Alphabet is the third leading player in cloud computing, well behind Microsoft and Amazon. The market may have reacted to Alphabetʻs lower-than-expected revenue gains in direct contrast to Microsoftʻs robust gains in that same area, signaling that it is falling further behind. Alphabet has also invested a lot in AI, and the results in the cloud business may indicate it is lagging in the AI arms race.
“I’m pleased with our financial results and our product momentum this quarter, with AI-driven innovations across Search, YouTube, Cloud, our Pixel devices and more. We’re continuing to focus on making AI more helpful for everyone; there’s exciting progress and lots more to come,” said Alphabet CEO Sundar Pichai.
Elaborating on the earnings call, he said the company is making a big investment in AI, as the $8 billion in capital expenditures in the quarter were overwhelmingly AI-related.

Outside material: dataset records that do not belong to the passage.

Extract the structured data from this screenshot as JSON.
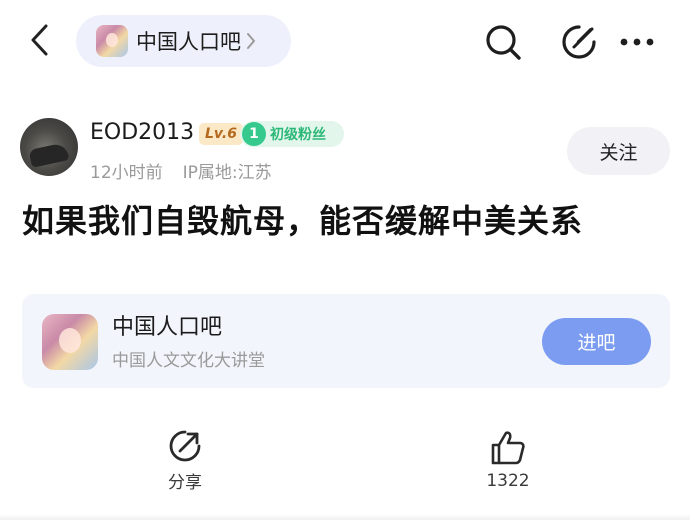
{
  "topbar": {
    "forum_name": "中国人口吧",
    "icons": [
      "back-icon",
      "chevron-right-icon",
      "search-icon",
      "edit-icon",
      "more-icon"
    ]
  },
  "author": {
    "username": "EOD2013",
    "level": "Lv.6",
    "fan_level": "1",
    "fan_badge": "初级粉丝",
    "time": "12小时前",
    "ip_location": "IP属地:江苏",
    "follow_label": "关注"
  },
  "post": {
    "title": "如果我们自毁航母，能否缓解中美关系"
  },
  "forum_card": {
    "name": "中国人口吧",
    "description": "中国人文文化大讲堂",
    "enter_label": "进吧"
  },
  "actions": {
    "share_label": "分享",
    "like_count": "1322"
  },
  "colors": {
    "accent": "#7b9cf0",
    "pill_bg": "#eef1fb",
    "fan_green": "#2db878",
    "level_orange": "#b4691e"
  }
}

“We see AI as a foundational platform shift and are excited about the opportunities across our business,” he added on the call.
Overall, it may be a bit of an overreaction by the market, considering how much the stock tanked on Wednesday. Alphabet is up 58% year to date, even with Wednesdayʻs decline, so it had been running a little bit hot, with its price-to-earnings ratio up to 26. Cloud is a much smaller part of Alphabetʻs business, and the Google Search cash cow had an excellent quarter, so overall, the selloff may be overdone a bit.